The state of Georgia is offering the Atlanta Falcons long-term financial security as long as the National Football League team agrees to call the Georgia World Congress Center complex home.

Gov. Sonny Perdue signed legislation this week extending the hotel-motel tax that supports the state-owned Dome through 2050. The tax, which was imposed when the stadium was built in the early 1990s, had been due to expire in 2020.

While the 71,000-seat Georgia Dome is still fewer than two decades old, a wave of new construction has rendered it the fourth oldest in the NFL. Team officials recently expressed their preference for a new open-air stadium for the Falcons on property just north of the Georgia World Congress Center.

The tax bill leaves open that possibility. Under the legislation, the extension of the hotel-motel tax will go through as long as the Falcons either stay at the Dome or move into a "successor facility" at the downtown GWCC complex.

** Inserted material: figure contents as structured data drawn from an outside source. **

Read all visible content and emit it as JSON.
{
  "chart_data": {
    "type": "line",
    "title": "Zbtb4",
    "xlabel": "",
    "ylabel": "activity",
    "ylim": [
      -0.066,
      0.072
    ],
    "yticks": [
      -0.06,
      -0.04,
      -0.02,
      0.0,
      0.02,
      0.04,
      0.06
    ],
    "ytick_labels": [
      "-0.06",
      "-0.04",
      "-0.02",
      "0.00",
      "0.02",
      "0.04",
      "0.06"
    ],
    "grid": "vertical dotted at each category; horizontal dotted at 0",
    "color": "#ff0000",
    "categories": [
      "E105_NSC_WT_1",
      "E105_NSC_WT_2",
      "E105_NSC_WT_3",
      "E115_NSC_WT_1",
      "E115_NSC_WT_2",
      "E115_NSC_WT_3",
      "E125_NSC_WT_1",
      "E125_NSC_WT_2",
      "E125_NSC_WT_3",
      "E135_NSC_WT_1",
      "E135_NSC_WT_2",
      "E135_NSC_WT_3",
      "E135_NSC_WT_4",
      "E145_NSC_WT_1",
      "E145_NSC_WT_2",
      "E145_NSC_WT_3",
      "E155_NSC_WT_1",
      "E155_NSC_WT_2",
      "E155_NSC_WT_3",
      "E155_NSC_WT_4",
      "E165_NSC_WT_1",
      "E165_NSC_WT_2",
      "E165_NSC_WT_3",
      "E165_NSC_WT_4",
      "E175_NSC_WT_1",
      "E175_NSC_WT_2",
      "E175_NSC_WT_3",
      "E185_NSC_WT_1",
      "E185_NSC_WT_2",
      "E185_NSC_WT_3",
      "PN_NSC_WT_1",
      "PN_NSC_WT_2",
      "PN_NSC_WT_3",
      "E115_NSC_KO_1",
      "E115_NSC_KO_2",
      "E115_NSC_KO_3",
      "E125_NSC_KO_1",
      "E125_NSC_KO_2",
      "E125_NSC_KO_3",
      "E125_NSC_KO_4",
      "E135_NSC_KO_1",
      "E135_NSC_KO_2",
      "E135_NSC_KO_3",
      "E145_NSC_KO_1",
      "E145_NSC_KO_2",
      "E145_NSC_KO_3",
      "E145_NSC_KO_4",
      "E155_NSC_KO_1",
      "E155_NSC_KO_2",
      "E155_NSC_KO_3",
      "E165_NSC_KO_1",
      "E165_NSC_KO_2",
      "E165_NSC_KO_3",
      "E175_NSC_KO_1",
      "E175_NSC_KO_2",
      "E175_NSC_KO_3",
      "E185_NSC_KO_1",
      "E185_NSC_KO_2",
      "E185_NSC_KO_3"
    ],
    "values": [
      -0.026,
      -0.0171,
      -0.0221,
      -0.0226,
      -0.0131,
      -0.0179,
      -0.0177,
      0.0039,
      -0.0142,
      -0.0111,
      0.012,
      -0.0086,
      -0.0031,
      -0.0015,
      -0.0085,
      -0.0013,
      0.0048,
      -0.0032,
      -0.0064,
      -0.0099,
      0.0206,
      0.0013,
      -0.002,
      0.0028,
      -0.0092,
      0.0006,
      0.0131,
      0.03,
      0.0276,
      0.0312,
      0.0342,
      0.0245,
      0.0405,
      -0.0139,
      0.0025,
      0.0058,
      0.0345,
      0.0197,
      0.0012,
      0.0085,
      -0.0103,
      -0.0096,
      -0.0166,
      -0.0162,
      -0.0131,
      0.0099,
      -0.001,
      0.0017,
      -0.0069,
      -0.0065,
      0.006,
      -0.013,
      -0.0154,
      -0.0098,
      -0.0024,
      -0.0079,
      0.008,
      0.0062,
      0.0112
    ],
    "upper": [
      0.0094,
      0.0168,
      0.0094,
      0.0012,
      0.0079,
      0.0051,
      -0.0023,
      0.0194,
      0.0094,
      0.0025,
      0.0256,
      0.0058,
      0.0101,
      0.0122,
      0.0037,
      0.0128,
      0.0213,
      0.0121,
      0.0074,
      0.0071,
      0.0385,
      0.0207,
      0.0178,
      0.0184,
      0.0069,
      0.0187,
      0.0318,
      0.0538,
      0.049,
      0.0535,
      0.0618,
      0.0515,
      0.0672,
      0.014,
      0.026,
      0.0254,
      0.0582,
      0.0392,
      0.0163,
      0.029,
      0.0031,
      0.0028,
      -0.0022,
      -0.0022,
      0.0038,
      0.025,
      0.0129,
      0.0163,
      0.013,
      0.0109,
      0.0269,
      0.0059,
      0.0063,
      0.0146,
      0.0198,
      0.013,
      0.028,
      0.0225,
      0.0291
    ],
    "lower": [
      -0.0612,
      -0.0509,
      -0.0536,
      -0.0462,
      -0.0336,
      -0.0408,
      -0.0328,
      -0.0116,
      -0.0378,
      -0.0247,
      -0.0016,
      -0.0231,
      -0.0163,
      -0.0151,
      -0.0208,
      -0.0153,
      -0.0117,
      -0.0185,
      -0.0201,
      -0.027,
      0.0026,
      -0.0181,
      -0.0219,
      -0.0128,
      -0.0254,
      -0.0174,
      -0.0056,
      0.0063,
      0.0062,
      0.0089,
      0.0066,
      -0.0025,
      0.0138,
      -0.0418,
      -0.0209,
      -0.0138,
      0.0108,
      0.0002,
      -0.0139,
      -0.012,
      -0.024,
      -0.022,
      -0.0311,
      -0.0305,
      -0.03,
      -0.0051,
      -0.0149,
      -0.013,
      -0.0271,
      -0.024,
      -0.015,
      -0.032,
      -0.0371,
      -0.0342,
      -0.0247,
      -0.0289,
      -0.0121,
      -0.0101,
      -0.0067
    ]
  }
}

In a flurry of bill signing aimed at beating next week's deadline, the governor also put his name to legislation that will:

- overhaul Georgia's property assessment system. Among other things, the bill requires tax assessors to take into account the effects of foreclosures within the neighborhood when establishing the values of nearby homes for tax purposes.

- sell off a large portion of a state environmental loan fund that helps support local water and sewer projects. The move, strongly opposed by local governments and environmental groups, is aimed at raising about $300 million to help balance the recession-ravaged state budget.

- give a green light to plans to build a 440-acre reservoir to serve several cities in south Fulton County. Environmental advocates complained when a procedural maneuver on the last day of this year's legislative session gave the bill statewide scope instead of limiting it to the south Fulton project.

- modernize Georgia's telecommunications laws by ending large disparities in access charges levied by telecom giants, wireless companies and local phone companies. The measure also clamps new restrictions on a state fund that subsidizes local companies with money that comes primarily from their larger competitors.